The details that tell the real story
Kian chose Lavender and Blue Mist backdrops, and the choice fit Artemis in a way that didn’t need explanation. Her coat carried a mix of warm greys, brown tones, and a white underside that almost looked like she had walked through something soft and bright and came out the other side unchanged. Her face held contrast, with darker eyes and a darker nose that anchored everything in place.
There was also a subtle facial asymmetry that became part of how we approached the session. Artemis has been living with some muscle atrophy on the right side of her face. Nothing about it defined her, but it did inform how I photographed her. I leaned into angles that honored how she naturally presented, specifically her left profile, and made space for variety without drawing attention to anything that didn’t need to be emphasized.
The goal was simple. Keep Artemis at the center of every frame, not the changes happening around her.
A family that knows how to show up for each other
Heather and Kian moved through the session with a kind of calm familiarity that comes from years together. Artemis had grown up alongside Kian, and that relationship showed in the way they settled into each other without instruction. Kian even chose clothing that visually softened into Artemis’s coloring, which was a small detail that said a lot without needing commentary.
Artemis brought her favorite toy, a well-loved beaver that had clearly seen a full life of its own. She also had strong opinions about treats, which she made known without hesitation. Even with everything going on, she had moments of curiosity and interest that felt very much like her regular self showing through.

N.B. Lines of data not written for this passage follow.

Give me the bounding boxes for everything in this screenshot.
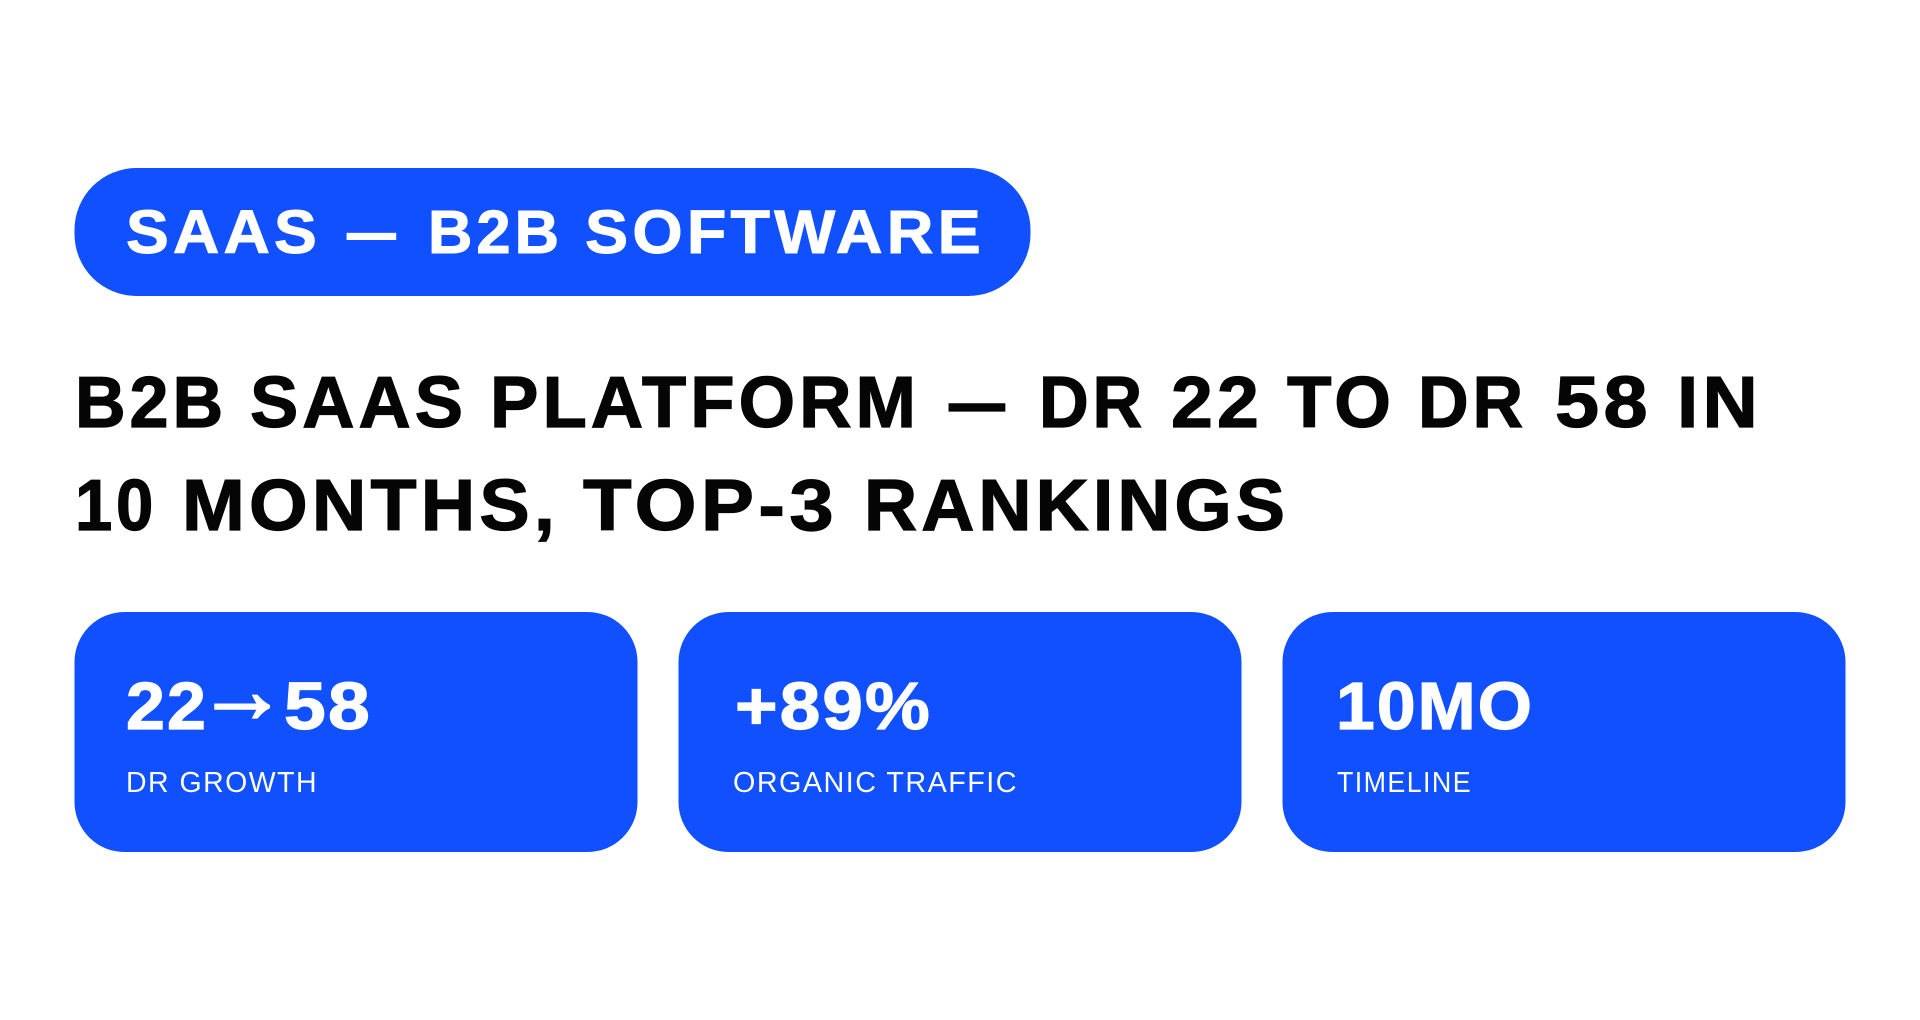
category pill (74, 168, 1030, 296)
title: MONTHS, (182, 466, 559, 546)
title: PLATFORM (490, 363, 920, 443)
stat card: organic traffic: +89% (735, 669, 932, 744)
stat card: organic traffic (678, 612, 1242, 852)
title: B2B (75, 363, 227, 443)
category pill: B2B (428, 198, 563, 266)
title: TOP-3 (583, 466, 838, 546)
stat card: timeline: 10MO (1336, 669, 1534, 744)
stat card: DR growth: DR GROWTH (126, 767, 318, 799)
title: 10 (75, 466, 157, 546)
stat card: DR growth: 58 (284, 669, 372, 744)
stat card: timeline (1282, 612, 1846, 852)
stat card: organic traffic: ORGANIC TRAFFIC (733, 767, 1018, 799)
title: — (949, 363, 1008, 443)
title: DR (1039, 363, 1146, 443)
title (75, 363, 1762, 546)
stat card: DR growth: 22 (126, 669, 208, 744)
stat card: DR growth: → (197, 640, 287, 742)
stat card: DR growth (74, 612, 638, 852)
title: DR (1418, 363, 1527, 443)
stat card: timeline: TIMELINE (1337, 767, 1472, 799)
category pill: SAAS (126, 198, 321, 266)
title: 22 (1171, 363, 1263, 443)
title: 58 (1555, 363, 1652, 443)
title: SAAS (250, 363, 467, 443)
title: TO (1287, 363, 1395, 443)
category pill: — (347, 198, 399, 266)
category pill: SOFTWARE (585, 198, 985, 266)
title: RANKINGS (864, 466, 1289, 546)
title: IN (1677, 363, 1762, 443)
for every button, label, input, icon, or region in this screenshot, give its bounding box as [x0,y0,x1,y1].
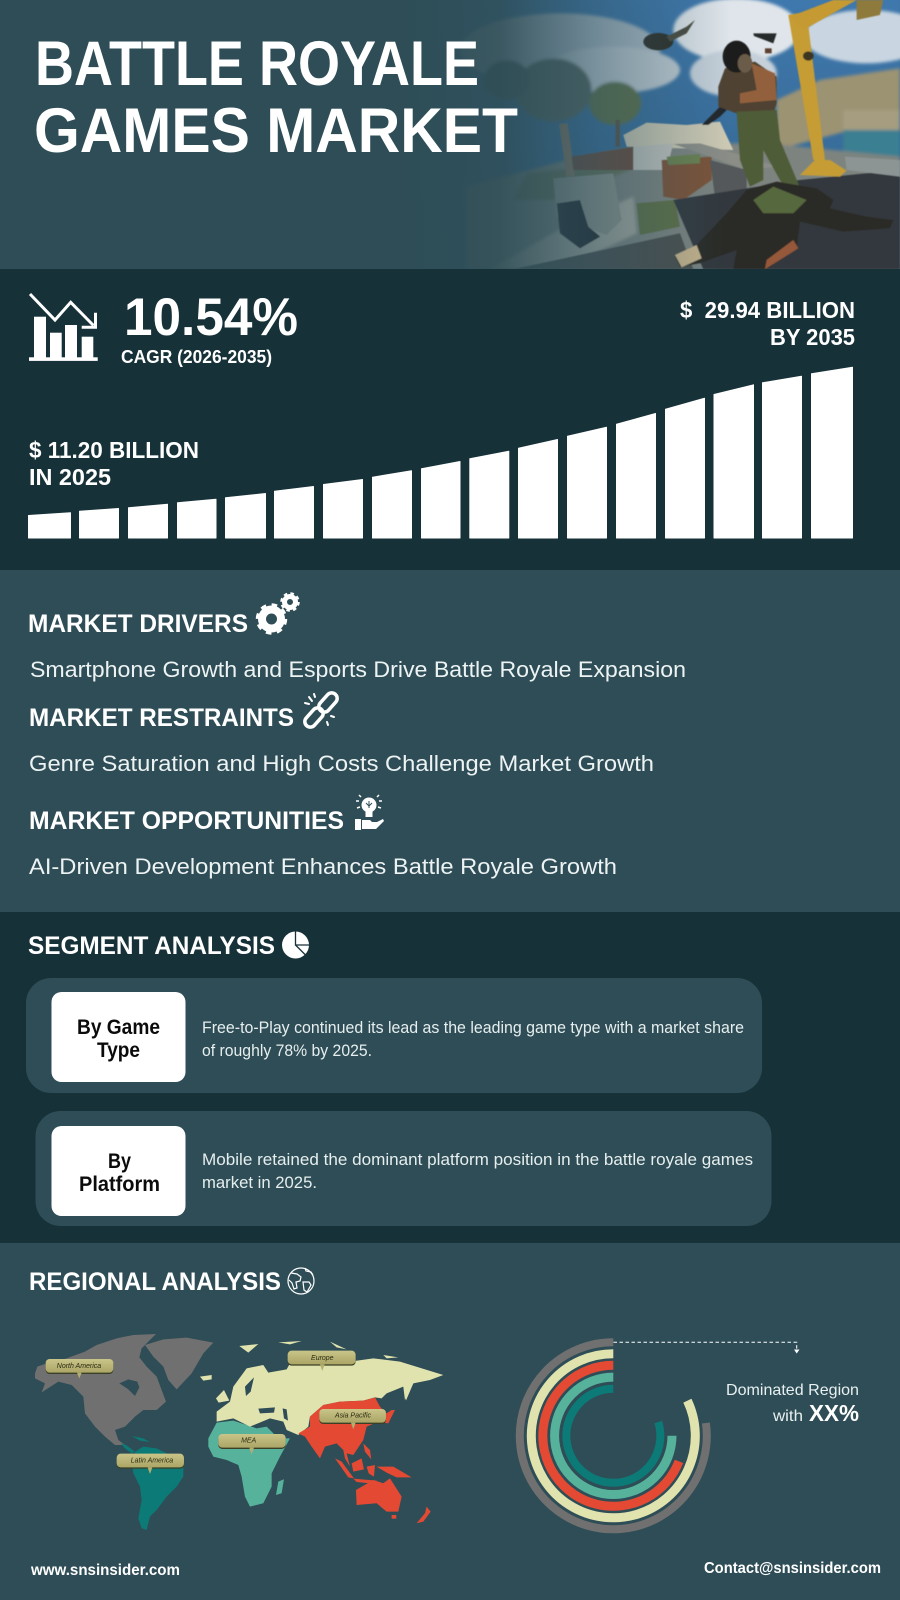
bar chart: market growth [28,367,852,538]
icon: bar chart with arrow [29,294,98,361]
footer: website: www.snsinsider.com [30,1562,180,1579]
callout: Asia Pacific: Asia Pacific [334,1413,372,1420]
icon: gears [258,594,298,633]
heading: market opportunities: MARKET OPPORTUNITIES [29,807,344,835]
CAGR value: 10.54% [124,288,298,347]
heading: market drivers: MARKET DRIVERS [28,610,248,638]
card: by game type: Type [97,1039,140,1062]
panel: header [0,0,900,270]
card: by platform [36,1111,772,1226]
start value label: $ 11.20 BILLION [29,437,199,463]
panel: regional analysis [0,1243,900,1600]
callout: Europe [288,1351,356,1371]
start value label [29,437,199,490]
heading: market restraints: MARKET RESTRAINTS [29,704,294,732]
callout: dominated region [726,1382,859,1426]
text: restraints summary: Genre Saturation and High Costs Challenge Market Growth [29,751,654,776]
end value label: BY 2035 [770,324,855,350]
end value label [680,297,855,350]
text: drivers summary: Smartphone Growth and Esports Drive Battle Royale Expansion [30,657,686,682]
dashed leader arrow [614,1342,800,1354]
heading: regional analysis: REGIONAL ANALYSIS [29,1268,281,1296]
end value label: $ 29.94 BILLION [680,297,855,323]
footer: contact email: Contact@snsinsider.com [704,1560,881,1577]
card: by game type [26,978,762,1093]
card: by platform: By [108,1150,131,1173]
region: Europe [200,1341,443,1435]
region: North America [35,1334,213,1445]
icon: light bulb in hand [355,795,384,830]
card: by platform: Platform [79,1173,160,1196]
callout: MEA [218,1434,286,1454]
icon: broken chain link [303,691,339,729]
callout: North America: North America [57,1363,101,1370]
callout: Europe: Europe [311,1355,334,1362]
region: Asia Pacific [298,1397,431,1523]
title [34,29,518,166]
panel: drivers, restraints, opportunities [0,570,900,912]
callout: MEA: MEA [241,1438,257,1445]
icon: globe [288,1268,314,1294]
text: opportunities summary: AI-Driven Development Enhances Battle Royale Growth [29,854,617,879]
panel: market size and CAGR [0,269,900,570]
region: Middle East and Africa [208,1421,290,1507]
callout: Asia Pacific [319,1409,386,1429]
card: by game type: of roughly 78% by 2025. [202,1041,372,1060]
radial bar chart [520,1342,707,1529]
card: by game type: Free-to-Play continued its lead as the leading game type with a market share [202,1018,744,1037]
card: by game type: By Game [77,1016,160,1039]
callout: dominated region: XX% [809,1400,859,1426]
icon: pie chart [282,931,310,958]
callout: North America [46,1359,113,1378]
callout: Latin America: Latin America [131,1458,173,1465]
region: Latin America [121,1436,183,1530]
hero photo: battle scene [464,0,900,269]
panel: segment analysis [0,912,900,1243]
title: GAMES MARKET [34,96,518,166]
card: by platform: market in 2025. [202,1173,317,1192]
callout: dominated region: with [772,1408,803,1425]
world map [35,1334,443,1530]
heading: segment analysis: SEGMENT ANALYSIS [28,932,275,960]
start value label: IN 2025 [29,464,111,490]
callout: Latin America [117,1454,184,1474]
callout: dominated region: Dominated Region [726,1382,859,1399]
card: by platform: Mobile retained the dominant platform position in the battle royale games [202,1150,753,1169]
CAGR label: CAGR (2026-2035) [121,347,272,367]
title: BATTLE ROYALE [35,29,479,99]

We photographed her alone, but also as part of the family unit, because that is often where the real weight of a session like this lives. Not in individual portraits, but in how everyone fits together in the frame.

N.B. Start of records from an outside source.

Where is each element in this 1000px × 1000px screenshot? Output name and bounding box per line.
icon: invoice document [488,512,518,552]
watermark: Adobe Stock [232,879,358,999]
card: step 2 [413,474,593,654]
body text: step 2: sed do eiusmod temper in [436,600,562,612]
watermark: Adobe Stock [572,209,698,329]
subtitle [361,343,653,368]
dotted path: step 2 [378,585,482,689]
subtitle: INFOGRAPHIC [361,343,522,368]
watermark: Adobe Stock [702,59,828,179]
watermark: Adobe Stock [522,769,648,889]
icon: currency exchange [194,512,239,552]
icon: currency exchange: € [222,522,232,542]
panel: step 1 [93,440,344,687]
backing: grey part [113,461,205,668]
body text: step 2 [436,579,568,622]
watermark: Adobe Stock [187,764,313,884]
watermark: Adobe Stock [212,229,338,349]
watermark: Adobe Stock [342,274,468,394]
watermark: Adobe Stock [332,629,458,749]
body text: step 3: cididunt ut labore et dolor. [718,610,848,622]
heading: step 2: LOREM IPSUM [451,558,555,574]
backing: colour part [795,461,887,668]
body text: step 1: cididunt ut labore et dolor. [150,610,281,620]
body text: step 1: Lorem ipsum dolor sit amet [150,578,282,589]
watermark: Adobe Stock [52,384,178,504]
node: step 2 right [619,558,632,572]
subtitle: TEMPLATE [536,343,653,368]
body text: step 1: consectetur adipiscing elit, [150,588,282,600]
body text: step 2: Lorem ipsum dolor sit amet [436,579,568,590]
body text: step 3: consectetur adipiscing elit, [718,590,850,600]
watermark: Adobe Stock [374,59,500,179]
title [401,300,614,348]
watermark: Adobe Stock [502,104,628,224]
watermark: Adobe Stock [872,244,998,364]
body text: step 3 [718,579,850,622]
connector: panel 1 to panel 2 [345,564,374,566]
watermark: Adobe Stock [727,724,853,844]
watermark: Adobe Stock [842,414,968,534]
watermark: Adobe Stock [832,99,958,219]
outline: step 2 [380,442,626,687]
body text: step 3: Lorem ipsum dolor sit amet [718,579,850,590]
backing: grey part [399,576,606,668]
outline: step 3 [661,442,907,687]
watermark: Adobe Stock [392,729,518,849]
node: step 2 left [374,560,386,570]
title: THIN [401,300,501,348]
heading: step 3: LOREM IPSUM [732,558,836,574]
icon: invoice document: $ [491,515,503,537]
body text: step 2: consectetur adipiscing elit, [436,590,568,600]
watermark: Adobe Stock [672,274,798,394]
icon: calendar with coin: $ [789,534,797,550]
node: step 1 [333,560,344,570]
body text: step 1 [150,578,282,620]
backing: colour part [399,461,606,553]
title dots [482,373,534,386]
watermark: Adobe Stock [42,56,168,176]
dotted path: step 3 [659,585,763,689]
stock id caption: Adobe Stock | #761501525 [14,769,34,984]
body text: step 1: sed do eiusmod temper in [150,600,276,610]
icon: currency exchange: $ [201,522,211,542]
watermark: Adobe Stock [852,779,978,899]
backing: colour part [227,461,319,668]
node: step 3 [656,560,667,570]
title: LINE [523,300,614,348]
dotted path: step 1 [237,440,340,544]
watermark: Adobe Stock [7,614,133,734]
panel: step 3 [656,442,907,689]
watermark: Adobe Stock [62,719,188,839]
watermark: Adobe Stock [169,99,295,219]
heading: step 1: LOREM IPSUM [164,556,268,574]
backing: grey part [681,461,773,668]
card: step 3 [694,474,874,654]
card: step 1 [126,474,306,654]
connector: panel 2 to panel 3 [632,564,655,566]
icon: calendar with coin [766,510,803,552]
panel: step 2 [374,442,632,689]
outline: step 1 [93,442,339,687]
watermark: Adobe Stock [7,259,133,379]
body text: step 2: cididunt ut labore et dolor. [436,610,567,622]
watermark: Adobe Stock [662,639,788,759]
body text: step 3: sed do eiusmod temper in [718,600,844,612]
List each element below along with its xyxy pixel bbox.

Photographing what is true right now
These sessions are always about timing and care. When a family reaches out and shares that their dog is facing illness, I move things around to make space as quickly as possible. There is no version of this work where waiting feels like the right answer. Dogs don’t work on our schedules, and families are often trying to hold onto normal routines while also navigating something that is anything but normal.
There is also a practical side to it that people don’t always think about. Comfort matters more than posing. Energy matters more than perfection. The goal is not to create a version of the dog that looks untouched by time or circumstance. The goal is to create something honest enough that it still feels right years from now.
What Artemis’ portraits tell about her story
Artemis spent the session doing what she had always done. She stayed close to her people, accepted affection on her own terms, and took breaks when she needed them. Nothing about it felt forced. That is what made it work.
Sessions like this are not about writing a final chapter. They are about documenting a relationship while it is still unfolding. Artemis was still very much herself in these images, and her family was still very much hers. That is what the photographs hold onto.